The other day I had lunch with a friend and a friend of his wanting to get into Mac development. We were talking and this guy said that he admired a company that created “haxies”. I said that I really disliked them as their software can cause problems left and right with the system.

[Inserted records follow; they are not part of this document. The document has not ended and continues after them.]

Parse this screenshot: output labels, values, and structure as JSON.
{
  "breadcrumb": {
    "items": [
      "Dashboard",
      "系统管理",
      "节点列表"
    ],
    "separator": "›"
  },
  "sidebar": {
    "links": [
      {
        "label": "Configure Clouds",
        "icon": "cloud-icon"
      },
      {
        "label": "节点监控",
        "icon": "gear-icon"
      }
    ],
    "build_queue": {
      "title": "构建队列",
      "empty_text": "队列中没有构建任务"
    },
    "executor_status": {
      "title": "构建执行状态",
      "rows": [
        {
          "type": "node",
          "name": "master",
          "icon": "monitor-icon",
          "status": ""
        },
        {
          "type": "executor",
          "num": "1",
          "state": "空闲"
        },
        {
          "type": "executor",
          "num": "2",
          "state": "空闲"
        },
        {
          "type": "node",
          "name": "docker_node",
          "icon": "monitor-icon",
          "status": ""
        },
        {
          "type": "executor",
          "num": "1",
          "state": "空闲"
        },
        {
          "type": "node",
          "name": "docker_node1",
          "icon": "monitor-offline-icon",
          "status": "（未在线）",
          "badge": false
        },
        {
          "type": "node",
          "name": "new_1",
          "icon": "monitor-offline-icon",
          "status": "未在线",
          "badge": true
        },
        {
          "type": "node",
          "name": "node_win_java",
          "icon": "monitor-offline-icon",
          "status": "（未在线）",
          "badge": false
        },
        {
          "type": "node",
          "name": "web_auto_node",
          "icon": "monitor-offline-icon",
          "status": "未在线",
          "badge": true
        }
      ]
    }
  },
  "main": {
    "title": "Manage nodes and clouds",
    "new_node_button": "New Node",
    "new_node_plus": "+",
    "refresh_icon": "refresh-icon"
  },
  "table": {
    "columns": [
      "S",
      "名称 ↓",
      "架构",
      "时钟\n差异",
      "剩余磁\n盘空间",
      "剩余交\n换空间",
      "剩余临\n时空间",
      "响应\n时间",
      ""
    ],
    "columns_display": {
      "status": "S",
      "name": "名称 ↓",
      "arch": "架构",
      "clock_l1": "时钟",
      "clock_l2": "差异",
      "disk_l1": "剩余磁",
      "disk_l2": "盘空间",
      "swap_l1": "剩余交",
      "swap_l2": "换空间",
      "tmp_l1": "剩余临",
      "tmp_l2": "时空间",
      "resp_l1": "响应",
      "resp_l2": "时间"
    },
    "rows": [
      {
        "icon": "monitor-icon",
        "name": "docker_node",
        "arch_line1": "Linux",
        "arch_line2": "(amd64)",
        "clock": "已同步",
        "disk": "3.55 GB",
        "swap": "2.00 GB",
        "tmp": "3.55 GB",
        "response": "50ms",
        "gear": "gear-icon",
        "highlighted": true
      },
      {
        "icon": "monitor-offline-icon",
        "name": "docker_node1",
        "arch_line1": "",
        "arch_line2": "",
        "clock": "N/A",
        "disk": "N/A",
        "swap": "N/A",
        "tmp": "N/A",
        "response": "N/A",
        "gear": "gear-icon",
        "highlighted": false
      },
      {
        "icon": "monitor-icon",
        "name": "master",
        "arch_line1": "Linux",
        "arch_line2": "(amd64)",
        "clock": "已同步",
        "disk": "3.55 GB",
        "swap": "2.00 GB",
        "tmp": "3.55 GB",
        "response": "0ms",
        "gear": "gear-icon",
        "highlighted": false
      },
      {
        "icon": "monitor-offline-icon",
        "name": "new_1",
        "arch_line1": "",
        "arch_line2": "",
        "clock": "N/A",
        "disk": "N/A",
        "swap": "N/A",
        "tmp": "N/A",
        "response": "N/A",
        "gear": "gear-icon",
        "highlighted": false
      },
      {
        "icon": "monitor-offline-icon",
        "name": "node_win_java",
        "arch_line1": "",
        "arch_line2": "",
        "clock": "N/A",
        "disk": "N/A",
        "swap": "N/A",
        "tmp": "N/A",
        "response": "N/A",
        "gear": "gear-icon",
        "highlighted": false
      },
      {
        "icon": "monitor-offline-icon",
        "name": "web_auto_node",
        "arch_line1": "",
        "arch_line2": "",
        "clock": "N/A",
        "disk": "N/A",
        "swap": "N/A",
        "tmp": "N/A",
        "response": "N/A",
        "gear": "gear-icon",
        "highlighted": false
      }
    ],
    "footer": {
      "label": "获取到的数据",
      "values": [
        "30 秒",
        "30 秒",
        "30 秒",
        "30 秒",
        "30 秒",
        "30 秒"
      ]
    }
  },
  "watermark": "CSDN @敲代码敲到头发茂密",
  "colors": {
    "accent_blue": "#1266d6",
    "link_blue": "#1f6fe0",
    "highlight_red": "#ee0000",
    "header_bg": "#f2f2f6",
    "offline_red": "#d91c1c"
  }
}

The very next day, I got a ReceiptWallet crash report where the user said he pulled down a menu and tried to create a new library. This action is pretty basic and just uses actions in the nib. In this user’s case, it caused ReceiptWallet to crash. Normally I would have ignored this and just said it was some fluke, but I decided to dig deeper. Here’s the top of the crash report:
Process: ReceiptWallet [99875]
Path: /Applications/ReceiptWallet.app/Contents/MacOS/
ReceiptWallet
Identifier: com.ggtenterprises.receiptwallet
Version: 2.0.9 (2.0.9)
Code Type: X86 (Native)
Parent Process: launchd [98]
Date/Time: 2009-03-11 16:49:08.632 -0600
OS Version: Mac OS X 10.5.6 (9G66)
Report Version: 6
Exception Type: EXC_BAD_ACCESS (SIGSEGV)
Exception Codes: KERN_INVALID_ADDRESS at 0x00000000c0226ccb
Crashed Thread: 0
Thread 0 Crashed:
0 libobjc.A.dylib 0x935cd688 objc_msgSend + 24
1 com.apple.AppKit 0x947c453b -[NSApplication
sendAction:to:from:] + 112
2 com.apple.AppKit 0x9487317c -[NSMenu
performActionForItemAtIndex:] + 493
3 com.apple.AppKit 0x94872e81 -[NSCarbonMenuImpl
performActionWithHighlightingForItemAtIndex:] + 220
4 com.apple.AppKit 0x9484fb5a AppKitMenuEventHandler +
6608
5 com.apple.HIToolbox 0x964d4143
DispatchEventToHandlers(EventTargetRec*, OpaqueEventRef*,
HandlerCallRec*) + 1181
6 com.apple.HIToolbox 0x964d357d
SendEventToEventTargetInternal(OpaqueEventRef*, OpaqueEventTargetRef*,
HandlerCallRec*) + 405
7 com.apple.HIToolbox 0x964efed2 SendEventToEventTarget +
52
8 com.apple.HIToolbox 0x9652423d
SendHICommandEvent(unsigned long, HICommand const*, unsigned long,
unsigned long, unsigned char, OpaqueEventTargetRef*,
I then looked at what was loaded in memory and saw this:
0xeb2000 - 0xeb4fff +com.unsanity.menuextraenabler 1.0.3 (1.0.3) /
Library/InputManagers/Menu Extra Enabler/Menu Extra Enabler.bundle/
Contents/MacOS/Menu Extra Enabler
Hmmm, looks like a “haxie” that deals with menus. While the company that makes these haxies has repeatedly said that their software doesn’t cause problems, but until users can prove to me that the problem is reproducible without the haxie installed, I have no insert in pursuing the matter. In a post about two years ago, a member of Apple’s DTS team wrote that they don’t investigate any crash that has haxies in it.
While I use one program (1Password) that patches the system, it is quite stable and only affects a few programs (Safari, FireFox, NetNewsWathcer). I’m just really tired of haxies that touch stuff that they shouldn’t.